Modern study of biological systems delivers high-dimensional data as an outcome, such as expression data from RNA sequencing, with each response recorded resulting in large and complex datasets. Statistical analysis of these high-dimensional datasets needs to consider the within-sample dependences, such as spatial correlation within the brain. Current experimental design strategy typically uses parallel groups of animals to compare a single variable but longitudinal studies are also employed, where an individual animal or litter are measured repeatedly over time. The variable measured in these studies is often related to the amount of time between measurements, demonstrating time dependence. Statistical models for the design and analysis of longitudinal studies with high-dimensional outcomes needs to consider both types of dependences. The framework of these models is yet to be established.
Why we funded it
This PhD Studentship aims to develop a novel statistical model for the design and analysis of high-dimensional longitudinal animal studies. Well-designed longitudinal studies can take advantage of time dependence to gain statistical power and reduce the number of animals required for the study.
The exact number of animals that could be reduced depends on the correlation between the repeated measures. With a correlation value of 0.2, the numbers of animals needed for the study can be reduced by 20% compared to a parallel group experimental design. To demonstrate the potential of this work, historic mouse functional brain imaging data will be analysed and an accurate reduction potential calculated retrospectively.
The statistical model to be developed in this proposal will be based on generalised linear mixed models and Gaussian processes. Once developed, the statistical power will be evaluated by analysing brain imaging data from a genetic mouse model with behaviours relevant to both schizophrenia and autism. The brain shows spatial correlation patterns which statistical models must take into account and this will be used to inform the statistical model developed in this proposal. The model will allow the identification of statistically significant brain metabolism variation and gene expression over time and show differences between the mutant and wild type mice. This will allow for new insights into the developmental regulation of brain function in mice.

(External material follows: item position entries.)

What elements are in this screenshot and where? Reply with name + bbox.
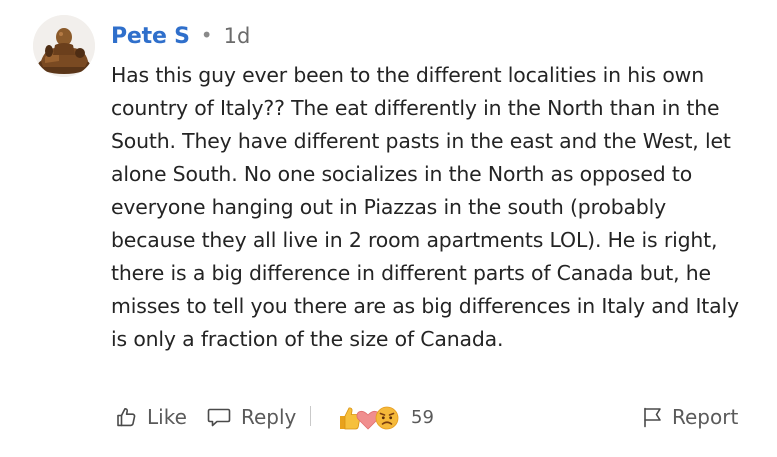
action-divider bbox=[310, 406, 311, 426]
flag-icon bbox=[641, 405, 663, 429]
reply-button[interactable]: Reply bbox=[206, 398, 296, 436]
thumbs-up-outline-icon bbox=[114, 405, 138, 429]
comment-header: Pete S • 1d bbox=[111, 20, 250, 52]
heart-reaction-icon bbox=[356, 410, 380, 430]
comment-actions: Like Reply 59 Report bbox=[111, 398, 741, 436]
report-label: Report bbox=[672, 405, 739, 429]
avatar-image bbox=[33, 15, 95, 77]
reaction-icons bbox=[335, 402, 401, 432]
comment-text: Has this guy ever been to the different … bbox=[111, 63, 739, 351]
report-button[interactable]: Report bbox=[641, 398, 738, 436]
reply-label: Reply bbox=[241, 405, 297, 429]
avatar[interactable] bbox=[33, 15, 95, 77]
reactions-summary[interactable]: 59 bbox=[335, 398, 434, 436]
timestamp: 1d bbox=[223, 24, 251, 48]
like-label: Like bbox=[147, 405, 187, 429]
speech-bubble-icon bbox=[206, 405, 232, 429]
thumbs-up-reaction-icon bbox=[340, 407, 361, 430]
comment-card: Pete S • 1d Has this guy ever been to th… bbox=[0, 0, 777, 457]
like-button[interactable]: Like bbox=[114, 398, 187, 436]
header-separator: • bbox=[200, 23, 213, 47]
author-name[interactable]: Pete S bbox=[111, 24, 190, 49]
frown-reaction-icon bbox=[375, 406, 399, 430]
reaction-count: 59 bbox=[411, 406, 434, 428]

In order to reach sound scientific conclusions, investigators need to use sound experimental designs, followed up by rigorous statistical analysis of the results. This is particularly important in studies involving animals, where for ethical and economic reasons, we aim to reduce the number of animals used, while making sure that the sample size is sufficient to gain maximal knowledge. The potential for reducing the number of animals needed by employing efficient experimental designs is huge. When animals or litters are measured repeatedly over time, we can use longitudinal design and analysis methods to gain statistical power. However, existing methods assume that each sample at each time provides only one, or at most a few, measured outcomes (Diggle, Heagerty, Liang and Zeger, 2002).
Meanwhile, modern high-throughput biotechnologies deliver very high-dimensional outcome data from a single sample. While most research acknowledges the dependence amongst different dimensions of the data (e.g. linkage disequilibrium in the genome, spatial correlation in brain function imaging), there is a need for study design and analysis methods that bridge the gap between traditional longitudinal studies and the high-dimensional world of biomedicine.
This project will be concerned with developing a statistical model for the design and analysis of high-dimensional longitudinal studies, based on generalized linear mixed models and Gaussian processes. The student will apply this method to existing mouse functional brain imaging data from the lab of our collaborator Dr Neil Dawson. The aim will be to gain new scientific insights into developmental changes in mouse brain function, and to demonstrate the effectiveness of the high-dimensional longitudinal method for increasing the statistical power and reducing the number of mice needed.